The same pack of freeloaders on the public purse who foist the Christmas on the Hill nausea-fest on us are behind it, and posters have been in all the usual ghettos for the last few weeks. Curiously though, not a word in the media until yesterday when this (see ) was the front page of the Manx Indifferent. Could it be even idle Manx hacks got so bored by this twaddle that they couldn’t be bothered to cut and paste it?
Anyway, avoid Peel later on Saturday afternoon unless you want to get caught up in a twonk parade, because:
“Saturday’s free event starts at the Creg Malin car park at 4pm – from where Jesus (played by Alex Brown, head of the Scripture Union Ministries Trust) will ride a donkey along the promenade to Peel Castle, which will have been transformed into Jerusalem.
From 4.30pm, the family-friendly reenactment, involving a cast of about 80, will continue inside the castle.”
So, it seems, yet again Manx Heritage, an organisation which has almost single-handedly blocked or destroyed any serious chance to record genuine Manx history, is also involved.
And no, you did not misread that. Because Manx Heritage, within a generation, has destroyed the Manx history project. It is no longer possible for a serious academic to collate primary source material or get either grant aid or Manx government assistance for an objective historical project.
What we got instead for the last decade was laughable Celtic mythologising in a desperate attempt to jump-start a tourist trade which died when cheap air travel was born. And now, having even bored off the kind of middle aged office workers who like Clannad and buy any old New Age ‘alternative therapy’ they’re going really downmarket, in the hope a few low rent evangelical thickos will buy some tourist product while ‘exploring their Celtic Christian roots’….. or some such guff.
It is tempting to just point and laugh, but there are serious questions here.
For one thing, will the god-botherers pay to enter Peel Castle, or be excused the usual £10 or so charge? If so, how do the entrance staff know which are honest families on a day out and which are faith-based freeloaders? Glazed expressions and tasteless 100% polyester clothing might be a rough guide, but is that enough?
And who meets the costs of the extra policing, the parking and traffic problems? Peel ratepayers, or the island as a whole?
Come to think of it, how much did we pay in policing & other costs for Christmas on the Hill? While those responsible will have made sure that this never reached the minutes of any political or civil service committee on public record, it was probably excused on the premise that acolytes of the Zombie Carpenter went on to shop at Stepford Central (owned by Christian zealots who, coincidentally, also run the Police Liaison Committee).

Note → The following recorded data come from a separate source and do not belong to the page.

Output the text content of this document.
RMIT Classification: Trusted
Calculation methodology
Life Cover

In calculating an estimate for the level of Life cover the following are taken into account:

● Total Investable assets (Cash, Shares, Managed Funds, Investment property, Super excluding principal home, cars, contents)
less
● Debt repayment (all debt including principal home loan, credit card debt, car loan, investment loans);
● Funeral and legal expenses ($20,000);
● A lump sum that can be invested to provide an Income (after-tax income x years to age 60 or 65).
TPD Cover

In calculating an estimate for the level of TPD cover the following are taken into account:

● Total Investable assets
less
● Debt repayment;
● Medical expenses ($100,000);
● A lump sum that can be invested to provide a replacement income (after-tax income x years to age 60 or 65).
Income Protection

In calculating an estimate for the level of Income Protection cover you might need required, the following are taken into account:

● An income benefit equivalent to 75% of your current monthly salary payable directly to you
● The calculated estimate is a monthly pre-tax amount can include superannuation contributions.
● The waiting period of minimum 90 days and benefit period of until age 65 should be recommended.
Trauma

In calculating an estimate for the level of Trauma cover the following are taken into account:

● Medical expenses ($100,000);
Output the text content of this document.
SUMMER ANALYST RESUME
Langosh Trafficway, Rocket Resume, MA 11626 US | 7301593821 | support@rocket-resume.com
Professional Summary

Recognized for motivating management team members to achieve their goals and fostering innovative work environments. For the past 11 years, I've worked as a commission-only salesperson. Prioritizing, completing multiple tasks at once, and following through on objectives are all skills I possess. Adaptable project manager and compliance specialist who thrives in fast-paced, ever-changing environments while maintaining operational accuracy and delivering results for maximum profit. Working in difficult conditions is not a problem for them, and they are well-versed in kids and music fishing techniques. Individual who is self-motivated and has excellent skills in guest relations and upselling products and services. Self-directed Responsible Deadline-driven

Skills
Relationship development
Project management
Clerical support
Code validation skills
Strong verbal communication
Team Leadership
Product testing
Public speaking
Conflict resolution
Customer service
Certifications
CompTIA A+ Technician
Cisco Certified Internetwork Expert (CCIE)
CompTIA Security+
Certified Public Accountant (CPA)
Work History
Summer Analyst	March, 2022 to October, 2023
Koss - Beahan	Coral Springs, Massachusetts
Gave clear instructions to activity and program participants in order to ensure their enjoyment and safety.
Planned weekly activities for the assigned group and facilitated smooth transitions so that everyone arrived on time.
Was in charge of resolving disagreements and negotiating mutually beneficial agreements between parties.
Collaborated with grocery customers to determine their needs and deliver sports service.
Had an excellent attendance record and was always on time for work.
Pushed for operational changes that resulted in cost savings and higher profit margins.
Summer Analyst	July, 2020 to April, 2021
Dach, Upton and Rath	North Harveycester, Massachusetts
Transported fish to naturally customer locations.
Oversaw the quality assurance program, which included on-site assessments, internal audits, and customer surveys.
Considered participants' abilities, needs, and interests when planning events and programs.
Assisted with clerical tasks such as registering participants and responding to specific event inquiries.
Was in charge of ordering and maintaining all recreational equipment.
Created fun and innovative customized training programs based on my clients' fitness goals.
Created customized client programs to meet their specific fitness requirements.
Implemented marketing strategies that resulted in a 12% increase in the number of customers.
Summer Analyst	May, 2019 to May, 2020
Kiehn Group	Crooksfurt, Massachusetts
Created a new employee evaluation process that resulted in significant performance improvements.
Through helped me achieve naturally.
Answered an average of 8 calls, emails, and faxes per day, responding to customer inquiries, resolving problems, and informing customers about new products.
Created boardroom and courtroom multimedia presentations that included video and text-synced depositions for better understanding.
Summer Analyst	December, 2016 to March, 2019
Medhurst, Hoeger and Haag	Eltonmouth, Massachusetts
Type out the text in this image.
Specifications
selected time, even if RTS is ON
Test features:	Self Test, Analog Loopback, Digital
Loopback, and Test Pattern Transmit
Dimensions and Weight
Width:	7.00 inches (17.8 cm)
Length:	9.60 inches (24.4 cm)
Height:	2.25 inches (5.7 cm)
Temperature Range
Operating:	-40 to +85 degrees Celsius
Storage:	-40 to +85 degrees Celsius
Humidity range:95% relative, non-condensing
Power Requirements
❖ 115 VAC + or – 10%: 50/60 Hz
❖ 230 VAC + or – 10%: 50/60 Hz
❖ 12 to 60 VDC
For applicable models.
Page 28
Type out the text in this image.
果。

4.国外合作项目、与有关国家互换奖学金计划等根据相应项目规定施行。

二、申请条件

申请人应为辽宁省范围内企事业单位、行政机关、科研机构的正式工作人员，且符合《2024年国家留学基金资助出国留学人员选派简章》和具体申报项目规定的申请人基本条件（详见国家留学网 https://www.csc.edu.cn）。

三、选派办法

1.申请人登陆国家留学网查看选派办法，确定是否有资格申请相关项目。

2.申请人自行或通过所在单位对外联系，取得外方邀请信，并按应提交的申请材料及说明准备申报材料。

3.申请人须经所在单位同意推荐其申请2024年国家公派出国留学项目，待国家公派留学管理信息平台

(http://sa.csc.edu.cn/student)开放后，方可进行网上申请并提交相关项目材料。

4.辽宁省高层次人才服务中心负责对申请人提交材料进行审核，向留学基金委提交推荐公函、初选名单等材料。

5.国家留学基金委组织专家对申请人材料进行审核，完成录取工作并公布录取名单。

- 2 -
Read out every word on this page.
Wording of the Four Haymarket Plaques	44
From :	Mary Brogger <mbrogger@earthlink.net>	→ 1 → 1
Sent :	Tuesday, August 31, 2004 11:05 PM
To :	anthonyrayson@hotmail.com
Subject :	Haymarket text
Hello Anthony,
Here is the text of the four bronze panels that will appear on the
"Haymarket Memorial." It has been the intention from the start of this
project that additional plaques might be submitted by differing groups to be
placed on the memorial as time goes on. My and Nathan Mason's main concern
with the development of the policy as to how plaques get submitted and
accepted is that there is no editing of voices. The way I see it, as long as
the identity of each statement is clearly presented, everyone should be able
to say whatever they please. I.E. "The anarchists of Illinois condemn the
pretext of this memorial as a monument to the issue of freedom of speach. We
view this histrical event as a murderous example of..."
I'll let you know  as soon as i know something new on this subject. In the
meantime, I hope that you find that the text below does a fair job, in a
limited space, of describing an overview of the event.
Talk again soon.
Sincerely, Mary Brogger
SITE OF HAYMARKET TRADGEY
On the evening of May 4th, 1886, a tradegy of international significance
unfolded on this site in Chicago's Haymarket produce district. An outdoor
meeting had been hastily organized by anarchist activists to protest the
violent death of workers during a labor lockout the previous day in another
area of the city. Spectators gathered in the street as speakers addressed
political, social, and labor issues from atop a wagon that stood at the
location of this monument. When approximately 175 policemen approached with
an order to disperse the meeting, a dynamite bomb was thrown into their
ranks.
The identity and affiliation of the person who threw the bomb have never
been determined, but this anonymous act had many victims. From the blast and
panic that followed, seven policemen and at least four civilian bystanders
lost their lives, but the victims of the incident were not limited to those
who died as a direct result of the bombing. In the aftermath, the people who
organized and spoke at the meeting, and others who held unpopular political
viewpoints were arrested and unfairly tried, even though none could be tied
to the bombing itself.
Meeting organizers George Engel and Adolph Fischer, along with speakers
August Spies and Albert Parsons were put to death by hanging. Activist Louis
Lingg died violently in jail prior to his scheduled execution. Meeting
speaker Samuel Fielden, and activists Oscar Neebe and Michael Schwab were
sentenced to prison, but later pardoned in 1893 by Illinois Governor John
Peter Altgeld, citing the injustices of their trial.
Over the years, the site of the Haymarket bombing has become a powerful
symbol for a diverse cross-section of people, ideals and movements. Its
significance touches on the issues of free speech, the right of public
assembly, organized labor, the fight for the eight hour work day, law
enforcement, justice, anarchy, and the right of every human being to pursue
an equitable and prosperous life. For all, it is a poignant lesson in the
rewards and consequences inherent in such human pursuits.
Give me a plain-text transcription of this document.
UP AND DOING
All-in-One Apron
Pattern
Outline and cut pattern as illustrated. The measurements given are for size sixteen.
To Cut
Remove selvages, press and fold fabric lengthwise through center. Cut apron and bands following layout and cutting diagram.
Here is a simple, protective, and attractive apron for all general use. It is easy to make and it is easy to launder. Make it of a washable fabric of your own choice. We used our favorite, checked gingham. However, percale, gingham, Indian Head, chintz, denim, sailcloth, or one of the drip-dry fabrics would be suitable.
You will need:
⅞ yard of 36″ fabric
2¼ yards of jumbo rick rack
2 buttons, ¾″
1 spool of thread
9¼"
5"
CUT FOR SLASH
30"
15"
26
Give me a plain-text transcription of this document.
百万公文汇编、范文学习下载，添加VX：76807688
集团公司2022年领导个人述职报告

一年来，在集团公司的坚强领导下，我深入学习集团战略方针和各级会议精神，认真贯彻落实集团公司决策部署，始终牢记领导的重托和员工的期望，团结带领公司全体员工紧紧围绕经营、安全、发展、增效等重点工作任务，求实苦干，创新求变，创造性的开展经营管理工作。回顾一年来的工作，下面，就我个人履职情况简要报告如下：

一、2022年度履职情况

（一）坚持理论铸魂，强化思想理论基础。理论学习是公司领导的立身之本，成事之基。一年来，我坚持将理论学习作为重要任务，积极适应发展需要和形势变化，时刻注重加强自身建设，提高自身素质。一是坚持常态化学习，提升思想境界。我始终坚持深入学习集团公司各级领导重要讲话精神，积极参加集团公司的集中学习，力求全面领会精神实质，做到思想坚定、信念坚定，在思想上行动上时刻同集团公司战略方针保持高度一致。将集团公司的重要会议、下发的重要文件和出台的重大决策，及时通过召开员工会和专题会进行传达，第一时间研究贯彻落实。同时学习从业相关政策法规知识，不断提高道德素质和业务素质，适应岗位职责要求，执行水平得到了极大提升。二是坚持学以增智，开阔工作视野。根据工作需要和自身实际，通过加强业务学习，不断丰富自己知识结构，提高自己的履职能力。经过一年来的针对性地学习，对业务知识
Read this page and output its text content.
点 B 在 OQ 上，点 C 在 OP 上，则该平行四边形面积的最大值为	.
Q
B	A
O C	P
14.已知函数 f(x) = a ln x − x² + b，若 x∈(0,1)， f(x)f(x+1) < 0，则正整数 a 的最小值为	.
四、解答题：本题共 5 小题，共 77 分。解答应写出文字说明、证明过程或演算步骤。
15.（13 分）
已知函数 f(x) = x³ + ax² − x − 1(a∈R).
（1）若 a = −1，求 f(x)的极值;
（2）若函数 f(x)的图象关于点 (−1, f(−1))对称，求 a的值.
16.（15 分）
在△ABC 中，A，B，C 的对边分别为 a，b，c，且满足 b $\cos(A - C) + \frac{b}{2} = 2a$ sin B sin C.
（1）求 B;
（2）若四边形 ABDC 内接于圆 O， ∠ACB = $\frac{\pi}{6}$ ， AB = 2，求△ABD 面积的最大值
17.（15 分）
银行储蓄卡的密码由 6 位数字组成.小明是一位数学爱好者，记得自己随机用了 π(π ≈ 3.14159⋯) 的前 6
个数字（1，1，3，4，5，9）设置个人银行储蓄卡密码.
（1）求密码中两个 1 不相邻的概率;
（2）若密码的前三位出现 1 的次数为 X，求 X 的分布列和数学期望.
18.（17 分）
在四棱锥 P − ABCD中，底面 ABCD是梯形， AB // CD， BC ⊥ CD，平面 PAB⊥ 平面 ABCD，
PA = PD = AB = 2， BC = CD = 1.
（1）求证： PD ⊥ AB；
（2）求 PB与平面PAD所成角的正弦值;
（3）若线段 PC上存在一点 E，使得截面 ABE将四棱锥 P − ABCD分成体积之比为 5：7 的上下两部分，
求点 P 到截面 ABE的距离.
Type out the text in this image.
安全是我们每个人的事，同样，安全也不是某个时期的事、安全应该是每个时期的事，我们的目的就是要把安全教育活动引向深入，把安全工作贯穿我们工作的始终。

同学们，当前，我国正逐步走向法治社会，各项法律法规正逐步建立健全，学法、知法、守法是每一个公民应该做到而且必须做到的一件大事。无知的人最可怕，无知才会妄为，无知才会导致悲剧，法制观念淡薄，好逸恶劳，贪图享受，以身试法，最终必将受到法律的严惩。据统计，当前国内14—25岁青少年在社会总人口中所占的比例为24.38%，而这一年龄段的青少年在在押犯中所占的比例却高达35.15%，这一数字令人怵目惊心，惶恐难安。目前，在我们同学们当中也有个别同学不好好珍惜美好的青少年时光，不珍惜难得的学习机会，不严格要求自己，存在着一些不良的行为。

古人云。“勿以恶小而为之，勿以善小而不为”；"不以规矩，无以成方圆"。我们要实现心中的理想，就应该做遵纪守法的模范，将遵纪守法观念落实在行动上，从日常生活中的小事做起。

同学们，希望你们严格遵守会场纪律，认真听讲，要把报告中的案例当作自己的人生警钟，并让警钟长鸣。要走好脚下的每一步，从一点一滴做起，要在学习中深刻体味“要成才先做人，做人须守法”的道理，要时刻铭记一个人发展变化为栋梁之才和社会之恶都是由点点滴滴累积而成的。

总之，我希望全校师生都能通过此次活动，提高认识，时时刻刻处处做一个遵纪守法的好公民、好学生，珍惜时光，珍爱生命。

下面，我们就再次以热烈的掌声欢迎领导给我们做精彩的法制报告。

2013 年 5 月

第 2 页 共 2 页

And even if this line is being taken again, what commercial spin-off is there for Peel, given that (a) the event is scheduled from 4 PM to 5.30 PM and (b) Manx Heritage destroyed Peel retail over a decade ago when they blocked all public transport and traffic schemes except one which forced tourist cars and coaches to skirt around Peel itself, straight on to their House of Mannanan tourist trap and then back out of town to do their shopping and refreshing, if any, at Stepford Central?
But there is a bright side. For one thing the press unwittingly did local parents a favour when it published a prominent picture of one of the island’s worst dangers to kids.
For another because:
“It is a one off event – and organisers say Christmas on the Hill won’t take place this year either, after three successful events.”
That’s because it was crap. Hardly anybody went except the organisers, so in all likelihood the cost of extra policing alone didn’t even balance the additional takings at Stepford Central. And, on past performance, I doubt if VAT or other taxes paid by Stepford are anywhere near the grant aid ploughed into developing a ‘shopping experience’ not seen elsewhere since the hilarious ‘zombies on escalators’ scene in George Romero’s Dawn of the Living Dead.